Actualmente, há 77 empresas japonesas em Portugal, perto de duas dezenas delas com funcionários japoneses. O Japão esteve sempre à frente de Portugal nas trocas comerciais, por ser uma economia "fortemente orientada para exportações de produtos com muito valor acrescentado" e ter "uma indústria forte e competitiva, que está em posições cimeiras e mesmo de liderança em vários sectores", justifica a AICEP. Nos anos 1999 e 2000, as importações de bens do Japão ultrapassaram os mil milhões de euros. Nesses anos, Portugal exportou 100 e 119 milhões, respectivamente. Mais recentemente, o país melhorou as exportações e o Japão passou a vender menos.
Apesar de algumas empresas portuguesas estarem há já várias décadas no Japão, como a Corticeira Amorim, só existem outras quatro companhias lusas instaladas no País do Sol Nascente: Hovione (produtos farmacêuticos), 1756 Portuguese Wine Company (vinho), Martifer Solar (energia solar) e Lizmontagens (equipamento industrial). Ainda assim, prossegue a AICEP, há "largas centenas de empresas portuguesas a exportar para o Japão". No ano passado, eram 865. A Bial, Hovione e a Ikea de Paços de Ferreira são as principais exportadoras nacionais.

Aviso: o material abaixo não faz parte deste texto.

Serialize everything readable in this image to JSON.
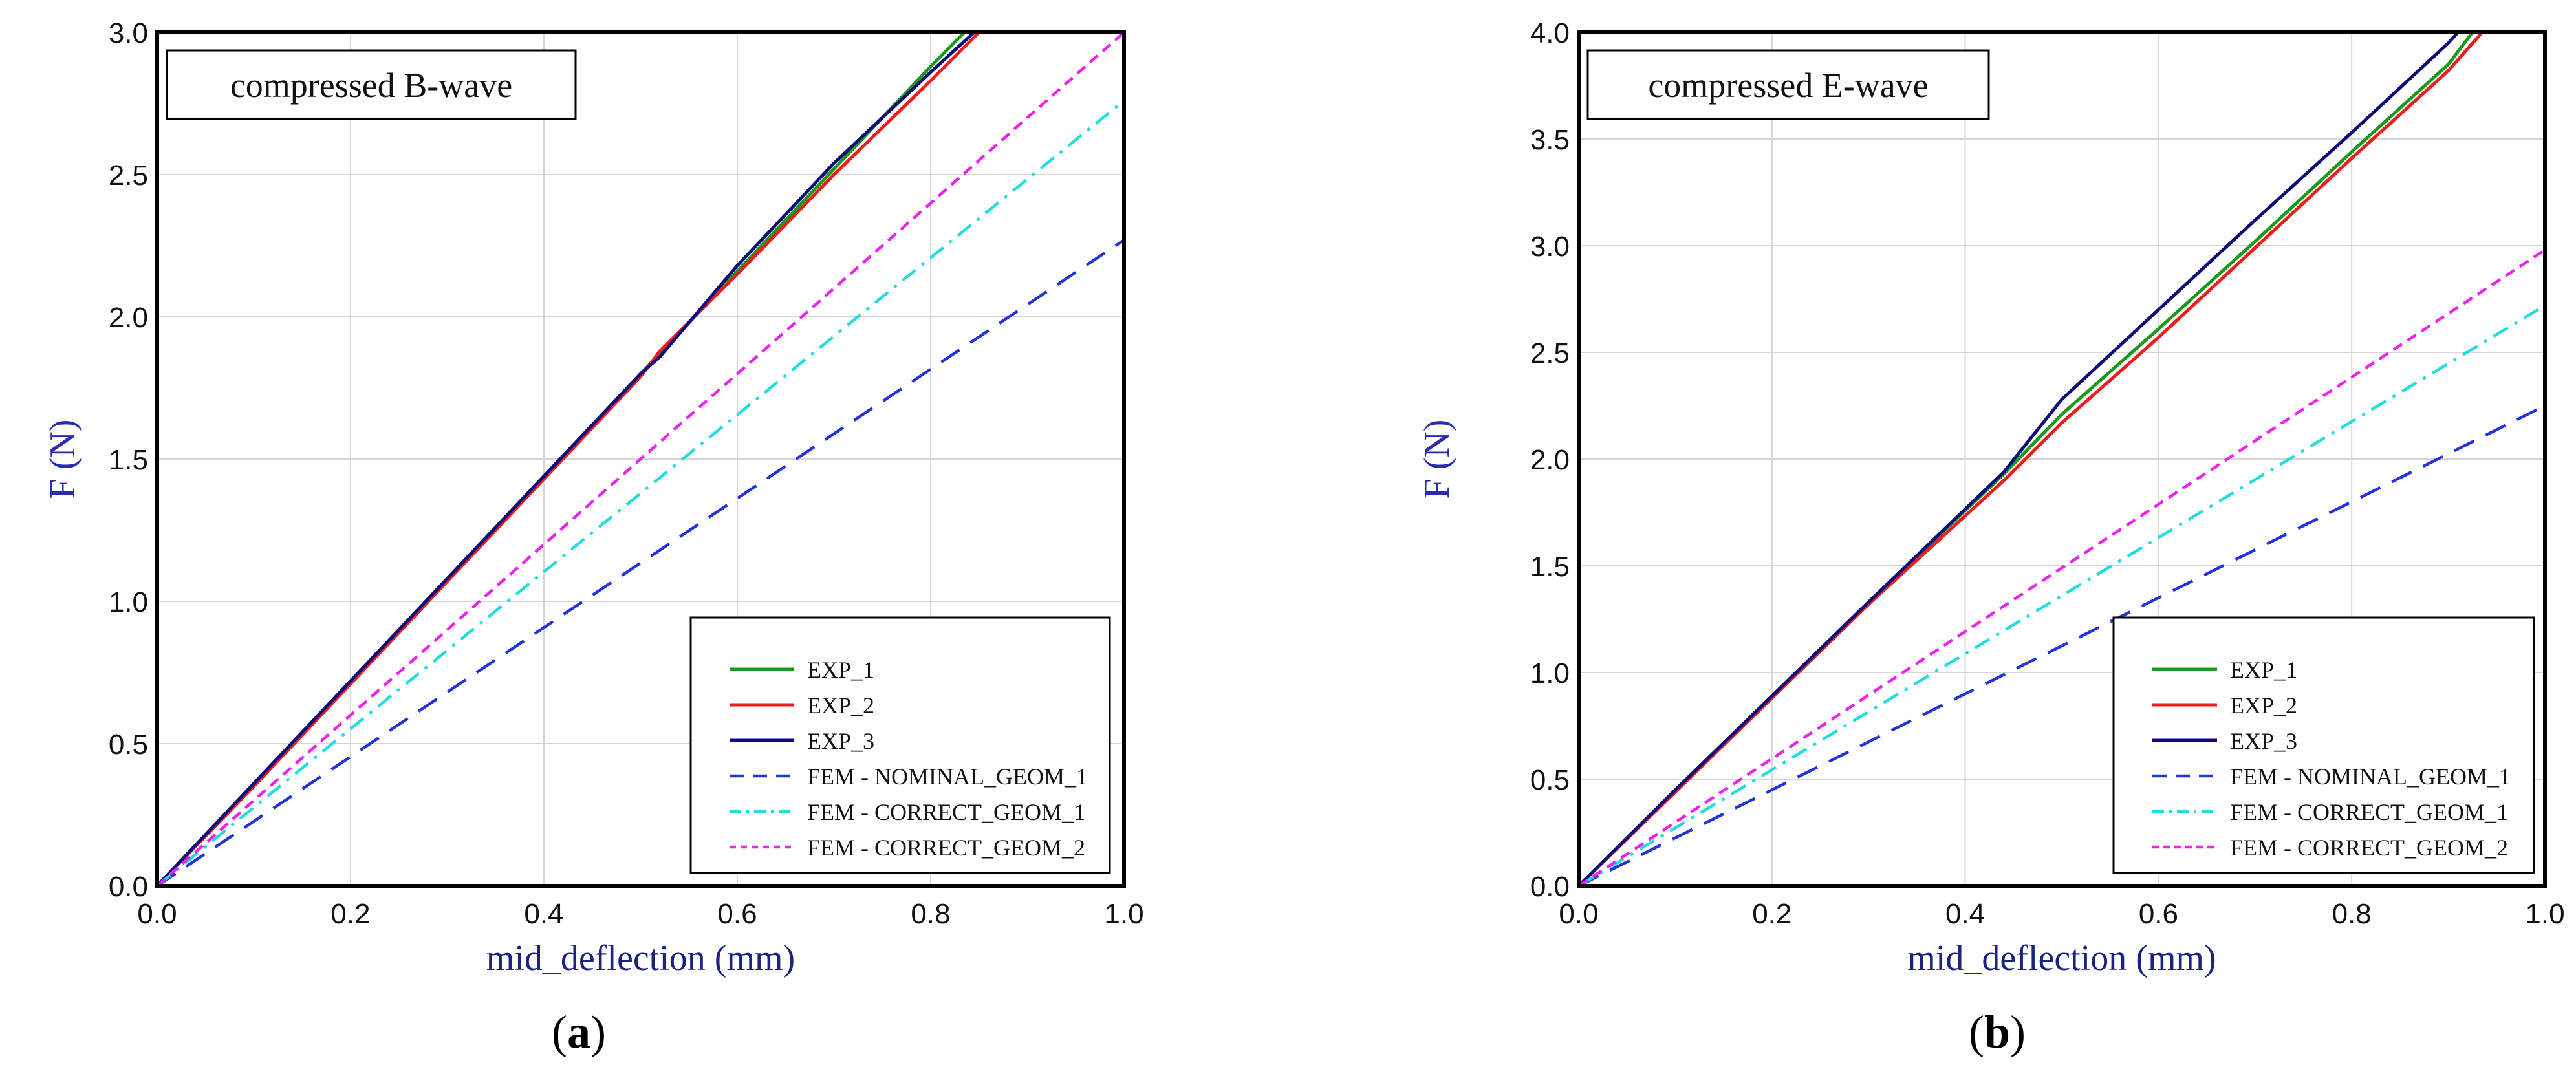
{
  "chart_data": [
    {
      "type": "line",
      "panel_caption": {
        "open": "(",
        "letter": "a",
        "close": ")"
      },
      "title": "compressed B-wave",
      "xlabel": "mid_deflection (mm)",
      "ylabel": "F (N)",
      "xlim": [
        0.0,
        1.0
      ],
      "ylim": [
        0.0,
        3.0
      ],
      "x_ticks": [
        "0.0",
        "0.2",
        "0.4",
        "0.6",
        "0.8",
        "1.0"
      ],
      "y_ticks": [
        "0.0",
        "0.5",
        "1.0",
        "1.5",
        "2.0",
        "2.5",
        "3.0"
      ],
      "grid": true,
      "legend_position": "bottom-right",
      "series": [
        {
          "name": "EXP_1",
          "color": "#1a9a1a",
          "dash": "solid",
          "x": [
            0.0,
            0.1,
            0.2,
            0.3,
            0.4,
            0.5,
            0.52,
            0.6,
            0.7,
            0.8,
            0.835
          ],
          "y": [
            0.0,
            0.36,
            0.72,
            1.08,
            1.44,
            1.8,
            1.87,
            2.16,
            2.52,
            2.88,
            3.0
          ]
        },
        {
          "name": "EXP_2",
          "color": "#ee1c1c",
          "dash": "solid",
          "x": [
            0.0,
            0.1,
            0.2,
            0.3,
            0.4,
            0.5,
            0.52,
            0.6,
            0.7,
            0.8,
            0.85
          ],
          "y": [
            0.0,
            0.35,
            0.71,
            1.07,
            1.43,
            1.79,
            1.88,
            2.15,
            2.5,
            2.83,
            3.0
          ]
        },
        {
          "name": "EXP_3",
          "color": "#0d0d7a",
          "dash": "solid",
          "x": [
            0.0,
            0.1,
            0.2,
            0.3,
            0.4,
            0.5,
            0.52,
            0.6,
            0.7,
            0.8,
            0.845
          ],
          "y": [
            0.0,
            0.36,
            0.72,
            1.08,
            1.44,
            1.8,
            1.86,
            2.18,
            2.54,
            2.86,
            3.0
          ]
        },
        {
          "name": "FEM - NOMINAL_GEOM_1",
          "color": "#2233dd",
          "dash": "dashed",
          "x": [
            0.0,
            1.0
          ],
          "y": [
            0.0,
            2.27
          ]
        },
        {
          "name": "FEM - CORRECT_GEOM_1",
          "color": "#22dddd",
          "dash": "dashdot",
          "x": [
            0.0,
            1.0
          ],
          "y": [
            0.0,
            2.76
          ]
        },
        {
          "name": "FEM - CORRECT_GEOM_2",
          "color": "#ee22ee",
          "dash": "dotted",
          "x": [
            0.0,
            1.0
          ],
          "y": [
            0.0,
            3.0
          ]
        }
      ]
    },
    {
      "type": "line",
      "panel_caption": {
        "open": "(",
        "letter": "b",
        "close": ")"
      },
      "title": "compressed E-wave",
      "xlabel": "mid_deflection (mm)",
      "ylabel": "F (N)",
      "xlim": [
        0.0,
        1.0
      ],
      "ylim": [
        0.0,
        4.0
      ],
      "x_ticks": [
        "0.0",
        "0.2",
        "0.4",
        "0.6",
        "0.8",
        "1.0"
      ],
      "y_ticks": [
        "0.0",
        "0.5",
        "1.0",
        "1.5",
        "2.0",
        "2.5",
        "3.0",
        "3.5",
        "4.0"
      ],
      "grid": true,
      "legend_position": "bottom-right",
      "series": [
        {
          "name": "EXP_1",
          "color": "#1a9a1a",
          "dash": "solid",
          "x": [
            0.0,
            0.1,
            0.2,
            0.3,
            0.44,
            0.5,
            0.6,
            0.7,
            0.8,
            0.9,
            0.925
          ],
          "y": [
            0.0,
            0.45,
            0.89,
            1.33,
            1.93,
            2.21,
            2.61,
            3.02,
            3.44,
            3.85,
            4.0
          ]
        },
        {
          "name": "EXP_2",
          "color": "#ee1c1c",
          "dash": "solid",
          "x": [
            0.0,
            0.1,
            0.2,
            0.3,
            0.44,
            0.5,
            0.6,
            0.7,
            0.8,
            0.9,
            0.935
          ],
          "y": [
            0.0,
            0.44,
            0.88,
            1.32,
            1.9,
            2.17,
            2.57,
            2.99,
            3.41,
            3.82,
            4.0
          ]
        },
        {
          "name": "EXP_3",
          "color": "#0d0d7a",
          "dash": "solid",
          "x": [
            0.0,
            0.1,
            0.2,
            0.3,
            0.44,
            0.5,
            0.6,
            0.7,
            0.8,
            0.9,
            0.91
          ],
          "y": [
            0.0,
            0.45,
            0.89,
            1.33,
            1.94,
            2.28,
            2.7,
            3.12,
            3.53,
            3.95,
            4.0
          ]
        },
        {
          "name": "FEM - NOMINAL_GEOM_1",
          "color": "#2233dd",
          "dash": "dashed",
          "x": [
            0.0,
            1.0
          ],
          "y": [
            0.0,
            2.25
          ]
        },
        {
          "name": "FEM - CORRECT_GEOM_1",
          "color": "#22dddd",
          "dash": "dashdot",
          "x": [
            0.0,
            1.0
          ],
          "y": [
            0.0,
            2.72
          ]
        },
        {
          "name": "FEM - CORRECT_GEOM_2",
          "color": "#ee22ee",
          "dash": "dotted",
          "x": [
            0.0,
            1.0
          ],
          "y": [
            0.0,
            2.98
          ]
        }
      ]
    }
  ]
}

A esperteza dos holandeses
A História também explica por que razão a relação entre Portugal e Japão tem sido tão distante. Depois da chegada em 1543 ao Japão, Portugal iniciou a cristianização do território ao mesmo tempo que se assumia como o principal interlocutor dos japoneses no comércio com a China. A introdução da arma de fogo (o arcabuz) no Japão permitiu estabilizar um país que estava envolto numa guerra civil e com um poder meramente simbólico nas mãos do governo militar do shogun. Quem detinha o poder, de facto, eram os daimyos, ou senhores locais, que lutavam entre si para controlar mais território.
O Japão era um país desagregado, sem um poder firme, e isso facilitou a expansão do cristianismo. A arma de fogo permitiu que as disputas fossem diminuindo, terminando eventualmente com a ascensão ao poder do shogun Tokugawa. Nessa altura, regressou ao país o poder centralizado.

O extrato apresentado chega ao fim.